The film premiered in the United States on March 10, 1949, before the Easter holidays, to celebrate Metro-Goldwyn-Mayer's 25th birthday. It ran for the first time in West Germany in 1951 and in Austria in 1952. In the USA alone, it made $ 3.6 million. The film was released on DVD in Germany in 2006.

synchronization

The German dubbed version was created in 1951 in the MGM dubbing studio in Berlin.

role actor German Dubbing voice
Jo March June Allyson Tilly Lauenstein
Theodore "Laurie" Laurence Peter Lawford Klaus Schwarzkopf
Amy March Elizabeth Taylor Erika Georgi
Meg March Janet Leigh Bettina Schön
Professor Bhaer Rossano Brazzi Axel Monjé
Marmee March Mary Astor Til Klokow
Grandfather Lawrence Sir Charles Aubrey Smith Otto Stoeckel
Father March Leon Ames Siegfried Schürenberg
Mr. Davis, Amy's teacher Olin Howland Alfred Balthoff
Mr. Grace, shopkeeper Will Wright Herbert Weissbach

Awards

The production design by Cedric Gibbons , Paul Groesse , Edwin B. Willis and Jack D. Moore won an Oscar in 1950. In addition, the cameramen Robert H. Planck and Charles Edgar Schoenbaum were nominated for an Oscar.

Reviews

Bosley Crowther showed little enthusiasm in the New York Times of March 11, 1949. Although the first half of the film was quite successful, director LeRoy had allowed excessive sentimentality in his film, which would cause a “perceptible degradation” towards the end, which even the beautiful technicolor could not cover up. Crowther praised most of the actors, but while June Allyson largely convinced Allyson as Jo , Katharine Hepburn was significantly better in the same role in the 1933 film . Time also found that the previous one with Hepburn was more ambitious, but this one with "simple efficiency" would also bring tears.
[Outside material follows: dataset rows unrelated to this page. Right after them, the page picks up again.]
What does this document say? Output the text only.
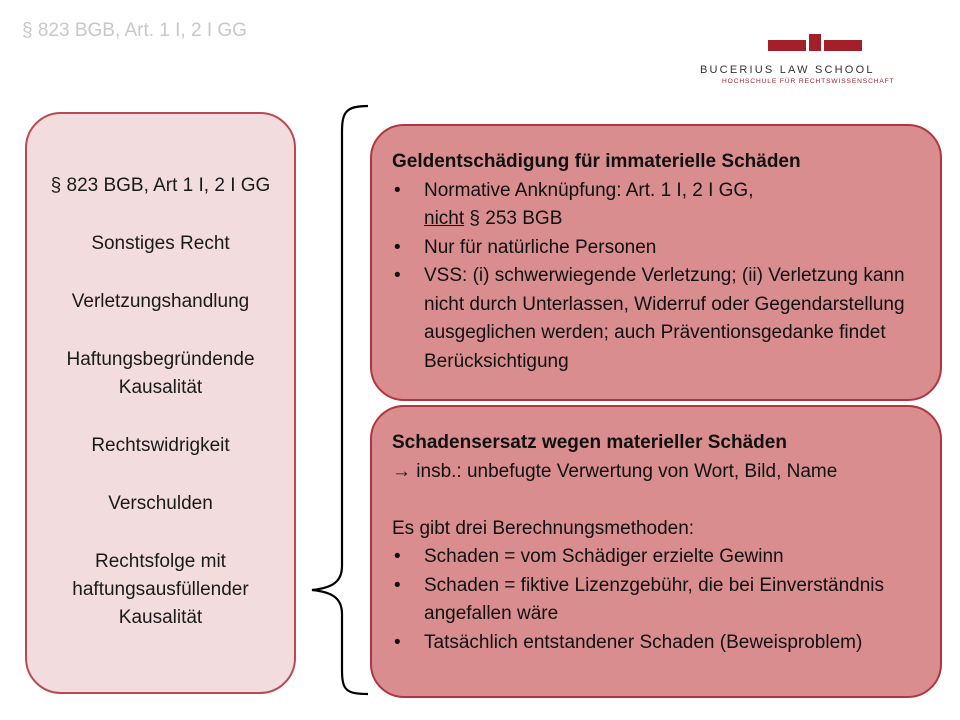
§ 823 BGB, Art. 1 I, 2 I GG
BUCERIUS LAW SCHOOL
HOCHSCHULE FÜR RECHTSWISSENSCHAFT

§ 823 BGB, Art 1 I, 2 I GG

Sonstiges Recht

Verletzungshandlung

Haftungsbegründende
Kausalität

Rechtswidrigkeit

Verschulden

Rechtsfolge mit
haftungsausfüllender
Kausalität

Geldentschädigung für immaterielle Schäden

• Normative Anknüpfung: Art. 1 I, 2 I GG,
nicht § 253 BGB
• Nur für natürliche Personen
• VSS: (i) schwerwiegende Verletzung; (ii) Verletzung kann nicht durch Unterlassen, Widerruf oder Gegendarstellung ausgeglichen werden; auch Präventionsgedanke findet Berücksichtigung

Schadensersatz wegen materieller Schäden

→ insb.: unbefugte Verwertung von Wort, Bild, Name

Es gibt drei Berechnungsmethoden:

• Schaden = vom Schädiger erzielte Gewinn
• Schaden = fiktive Lizenzgebühr, die bei Einverständnis angefallen wäre
• Tatsächlich entstandener Schaden (Beweisproblem)
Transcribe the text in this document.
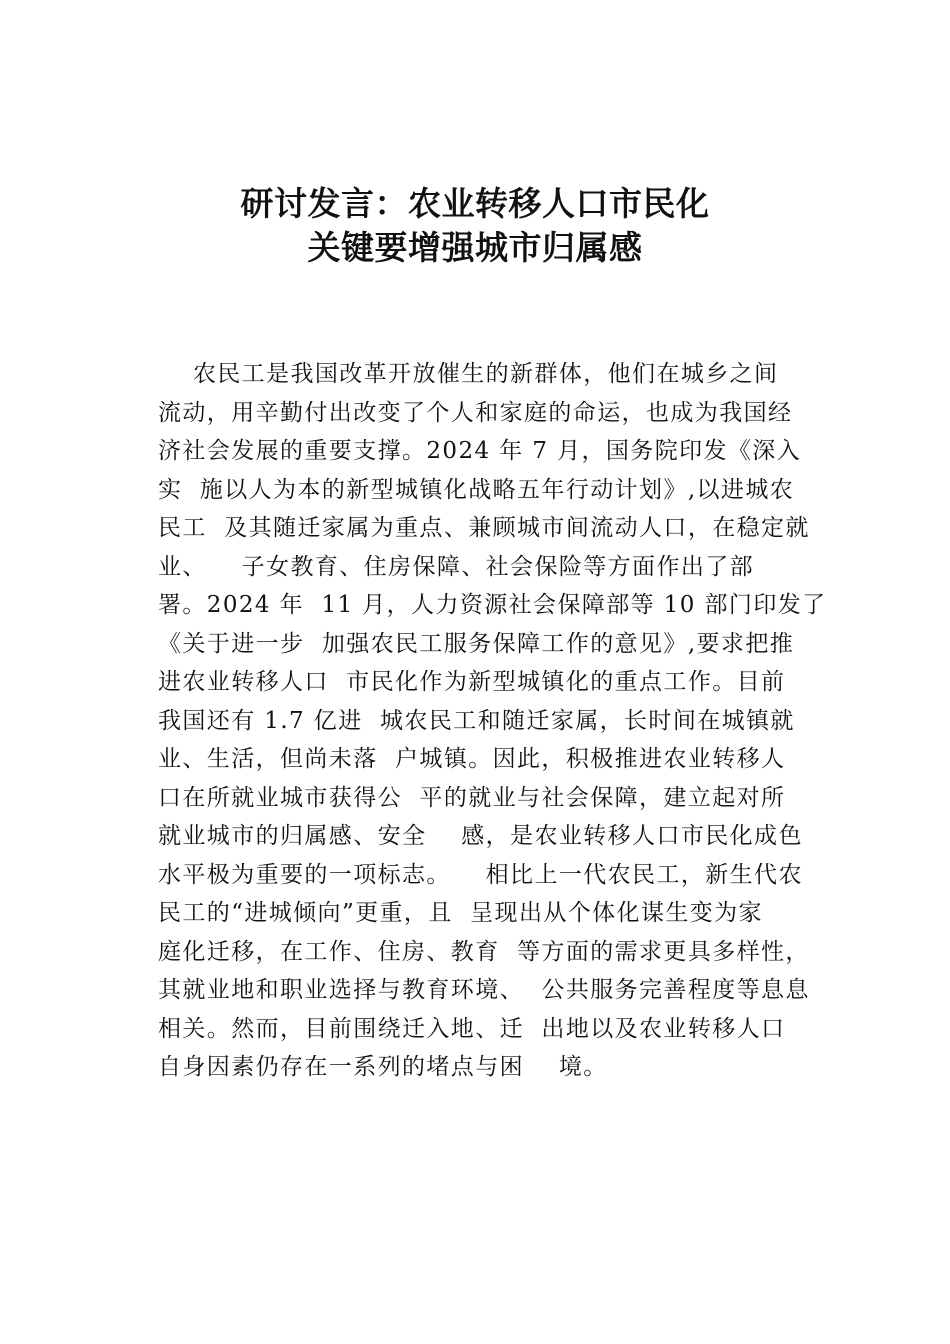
研讨发言：农业转移人口市民化
关键要增强城市归属感
农民工是我国改革开放催生的新群体，他们在城乡之间
流动，用辛勤付出改变了个人和家庭的命运，也成为我国经
济社会发展的重要支撑。2024 年 7 月，国务院印发《深入
实  施以人为本的新型城镇化战略五年行动计划》,以进城农
民工  及其随迁家属为重点、兼顾城市间流动人口，在稳定就
业、    子女教育、住房保障、社会保险等方面作出了部
署。2024 年  11 月，人力资源社会保障部等 10 部门印发了
《关于进一步  加强农民工服务保障工作的意见》,要求把推
进农业转移人口  市民化作为新型城镇化的重点工作。目前
我国还有 1.7 亿进  城农民工和随迁家属，长时间在城镇就
业、生活，但尚未落  户城镇。因此，积极推进农业转移人
口在所就业城市获得公  平的就业与社会保障，建立起对所
就业城市的归属感、安全    感，是农业转移人口市民化成色
水平极为重要的一项标志。    相比上一代农民工，新生代农
民工的“进城倾向”更重，且  呈现出从个体化谋生变为家
庭化迁移，在工作、住房、教育  等方面的需求更具多样性，
其就业地和职业选择与教育环境、  公共服务完善程度等息息
相关。然而，目前围绕迁入地、迁  出地以及农业转移人口
自身因素仍存在一系列的堵点与困    境。
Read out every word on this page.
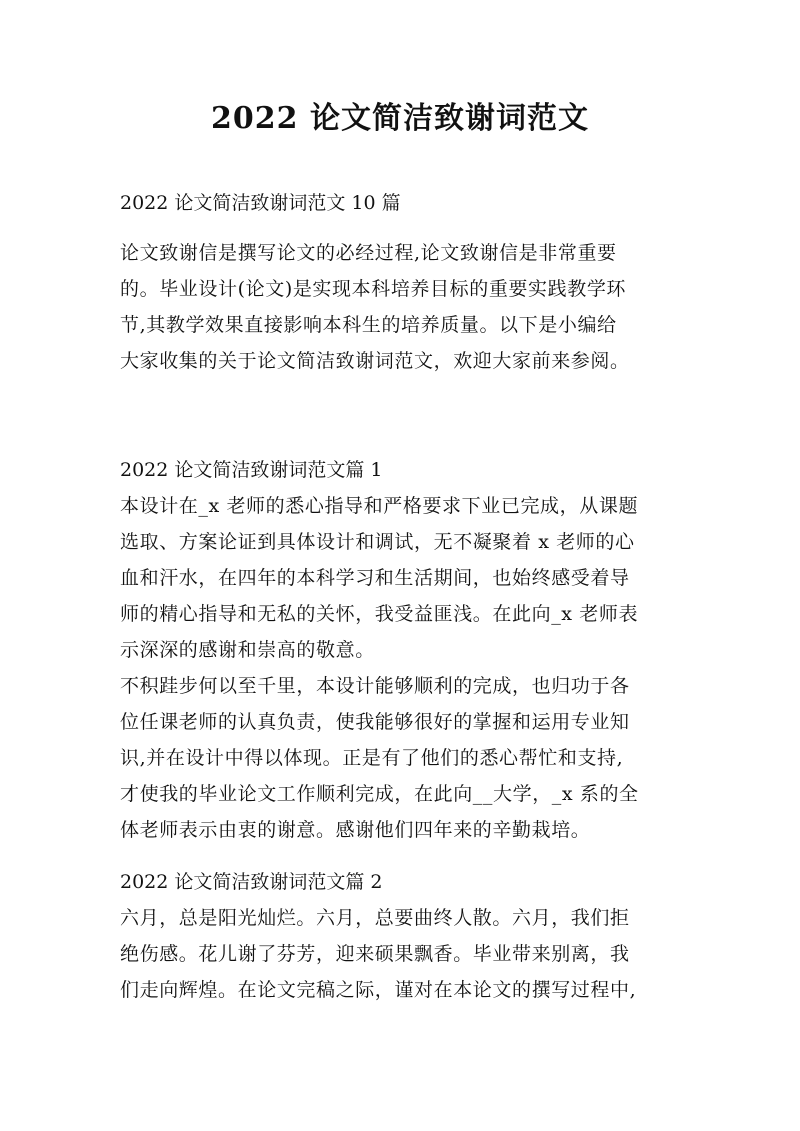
2022 论文简洁致谢词范文
2022 论文简洁致谢词范文 10 篇
论文致谢信是撰写论文的必经过程,论文致谢信是非常重要
的。毕业设计(论文)是实现本科培养目标的重要实践教学环
节,其教学效果直接影响本科生的培养质量。以下是小编给
大家收集的关于论文简洁致谢词范文，欢迎大家前来参阅。
2022 论文简洁致谢词范文篇 1
本设计在_x 老师的悉心指导和严格要求下业已完成，从课题
选取、方案论证到具体设计和调试，无不凝聚着 x 老师的心
血和汗水，在四年的本科学习和生活期间，也始终感受着导
师的精心指导和无私的关怀，我受益匪浅。在此向_x 老师表
示深深的感谢和崇高的敬意。
不积跬步何以至千里，本设计能够顺利的完成，也归功于各
位任课老师的认真负责，使我能够很好的掌握和运用专业知
识,并在设计中得以体现。正是有了他们的悉心帮忙和支持,
才使我的毕业论文工作顺利完成，在此向__大学，_x 系的全
体老师表示由衷的谢意。感谢他们四年来的辛勤栽培。
2022 论文简洁致谢词范文篇 2
六月，总是阳光灿烂。六月，总要曲终人散。六月，我们拒
绝伤感。花儿谢了芬芳，迎来硕果飘香。毕业带来别离，我
们走向辉煌。在论文完稿之际，谨对在本论文的撰写过程中,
Leonard Maltin sees the film as a “polished remake”, which is suitably cast, and gives two and a half stars out of four. The Lexicon of International Films wrote that Little Brave Jo was “a cheerful, psychologically sound family film with a dash of sentimentality. An amiable description of the milieu, but not without length. " Cinema was rather critical, the film was a box-office hit at the time," but the content of this version of the much-filmed novel Little Women does not stick much. "

Web links

Individual evidence

  1. Release certificate for little brave Jo . Voluntary self-regulation of the film industry , November 2005 (PDF; test number: 28 19V V / DVD).
  2. Little Women (1949). Retrieved February 12, 2018 .
  3. ^ Frank Miller: Little Women (1949). In: TCM. Retrieved November 27, 2018 .
  4. Little Women (1949). Retrieved February 12, 2018 .
  5. Little Women (1949). Retrieved February 12, 2018 .
  6. German synchronous index: German synchronous index | Movies | Little brave Jo. Retrieved February 12, 2018 .
  7. Movie Review - Metro Fails to Spare Pathos in 'Little Women' Remake Seen at Music Hall - NYTimes.com. Retrieved January 2, 2018 .
  8. ^ The New Pictures, Mar. 14, 1949 . In: Time . March 14, 1949, ISSN  0040-781X ( time.com [accessed January 2, 2018]).
  9. Little Women. In: Turner Classic Movies . Retrieved November 27, 2018 .
  10. Little brave Jo. In: Lexicon of International Films . Film service , accessed November 27, 2018 .Template: LdiF / Maintenance / Access used 
  11. CINEMA Online: Little Brave Jo . In: CINEMA Online . ( cinema.de [accessed on January 2, 2018]).